Jenna se giró hacia el lugar donde se había producido el derrumbe. Su jefe frunció el ceño y, sin decir una sola palabra, pasó por delante de ella, comprobó lo sucedido y la miró con expresión sombría, aunque ya no parecía enfadado.
Ella no supo qué pensar. Evandro era tan impresionante en persona que estaba completamente confundida. Su alto y potente cuerpo la había dejado anonadada.
–Menudo desastre –dijo él.
Evandro apretó los dientes, regresó al coche y apagó las luces. Luego, sacó el teléfono móvil y habló con alguien en italiano, pero tan deprisa que Jenna no entendió ni una palabra. A continuación, cortó la comunicación, se guardó el móvil en uno de los bolsillos interiores de la chaqueta y la miró con el ceño fruncido, como si la viera por primera vez.
–¿Se puede saber quién es?
Jenna no tuvo ocasión de contestar, porque se contestó él solo.
–Ah, claro, debe de ser la profesora de inglés… Aunque, con la luz del crepúsculo, me ha parecido un duende de los bosques –dijo soltando una carcajada irónica–. Bueno, vuelva al palazzo. Van a venir a recogerme, y a cerrar el camino para que nadie se mate. Lo despejarán mañana por la mañana.
Evandro volvió al coche, abrió el maletero y sacó lo que parecía ser su equipaje. Jenna se abrió paso entre las rocas desprendidas y se fue.
Aún no había salido de su asombro.
Acababa de conocer al padre de Amelie.
Jenna apartó una rama caída y aceleró el paso, pensando en el rico y poderoso empresario que le había gritado y le había ordenado que volviera al palazzo. Pero, por dictatorial que fuera su actitud, también le había mostrado su sarcástico sentido del humor. Incluso la había comparado con un duende.
¿Sería un buen ejemplo de su carácter?
Fuera como fuera, el carácter de Evandro Rocceforte no era precisamente lo que dominaba sus pensamientos cuando llegó a los enormes jardines de la propiedad. Su altura, su formidable cuerpo, sus atractivos rasgos y su ronca y sensual voz la habían dejado tan impactada que el corazón se le aceleró al recordarlo.
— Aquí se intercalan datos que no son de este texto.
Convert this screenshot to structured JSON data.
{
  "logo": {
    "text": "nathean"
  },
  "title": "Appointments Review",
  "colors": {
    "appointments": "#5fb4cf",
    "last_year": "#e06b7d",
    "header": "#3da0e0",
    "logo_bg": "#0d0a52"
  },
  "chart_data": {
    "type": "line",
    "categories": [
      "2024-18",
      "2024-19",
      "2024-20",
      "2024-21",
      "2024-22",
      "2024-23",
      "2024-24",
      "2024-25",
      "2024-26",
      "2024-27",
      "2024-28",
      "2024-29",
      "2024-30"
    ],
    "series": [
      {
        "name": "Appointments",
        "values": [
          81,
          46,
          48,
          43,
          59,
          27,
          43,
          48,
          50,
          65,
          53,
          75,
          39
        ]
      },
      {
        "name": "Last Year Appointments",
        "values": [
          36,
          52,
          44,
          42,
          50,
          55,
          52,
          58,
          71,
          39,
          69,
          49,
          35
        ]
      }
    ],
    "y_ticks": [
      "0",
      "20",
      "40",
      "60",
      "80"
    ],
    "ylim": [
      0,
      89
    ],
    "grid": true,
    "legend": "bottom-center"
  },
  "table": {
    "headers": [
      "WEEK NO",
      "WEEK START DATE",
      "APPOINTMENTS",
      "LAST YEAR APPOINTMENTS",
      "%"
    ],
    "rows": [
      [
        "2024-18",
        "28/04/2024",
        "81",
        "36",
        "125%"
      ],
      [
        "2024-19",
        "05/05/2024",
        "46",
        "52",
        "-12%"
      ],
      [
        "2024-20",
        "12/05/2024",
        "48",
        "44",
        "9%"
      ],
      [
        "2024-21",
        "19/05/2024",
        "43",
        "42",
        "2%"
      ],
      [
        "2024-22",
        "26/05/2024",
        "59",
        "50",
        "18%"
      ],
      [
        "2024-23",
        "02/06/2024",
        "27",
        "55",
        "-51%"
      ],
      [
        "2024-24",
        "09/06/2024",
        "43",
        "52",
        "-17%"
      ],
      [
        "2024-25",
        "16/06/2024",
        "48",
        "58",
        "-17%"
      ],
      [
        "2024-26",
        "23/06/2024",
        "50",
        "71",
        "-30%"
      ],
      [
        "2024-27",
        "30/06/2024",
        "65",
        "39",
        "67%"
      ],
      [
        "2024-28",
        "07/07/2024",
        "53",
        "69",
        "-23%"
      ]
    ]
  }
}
Ya en el palazzo, descubrió que la inesperada aparición de su propietario había convertido el lugar en un hervidero. Los empleados iban de un lado a otro, y con tanta prisa que la signora Farrafacci solo se detuvo lo necesario para informarle de que Amelie iba a cenar con su padre y de que a ella le servirían la cena en su habitación.
Jenna se alegró de poder refugiarse en la enorme suite que le habían dado, situada en uno de los pisos superiores. No podía ser ni más cómoda ni más conveniente, porque además de tener dormitorio, salón y cuarto de baño, daba a la sala de juegos de Amelie, conectada a su vez a la habitación de la niña.
Al llegar, se acercó a la ventana del salón, la abrió y apoyó los codos en el alféizar para disfrutar de la cálida brisa y del olor a madreselva que empapaba el ambiente. Ya se había hecho de noche, y oía a los búhos que ululaban en los bosques.
Su abrupto e intenso encuentro con Evandro Rocceforte volvió a su mente en ese instante, y no solo por el peligro que había corrido al plantarse en mitad de la carretera para advertirle del derrumbe. Su impresionante cuerpo también estaba fresco en su memoria. Y su ceño fruncido. Y sus gritos.
Pero ¿qué pretendía que hiciera? Si no hubiera sido por ella, él y su carísimo coche habrían terminado en el fondo del valle, completamente destrozados.
Molesta, entró en el dormitorio y decidió darse un baño para relajarse un poco mientras esperaba a que le subieran la cena. En general, prefería ducharse, porque era más rápido y eficaz; pero, de vez en cuando, se permitía el capricho de bañarse.
Mientras se hundía en el agua, volvió a pensar en el encuentro con su jefe, aunque en términos muy distintos.
¿Un duende de los bosques?
Era una comparación sorprendente, aunque no podía negar que le gustaba. Se suponía que los duendes eran menudos como bellos, y ni Jenna era pequeña ni se consideraba particularmente hermosa.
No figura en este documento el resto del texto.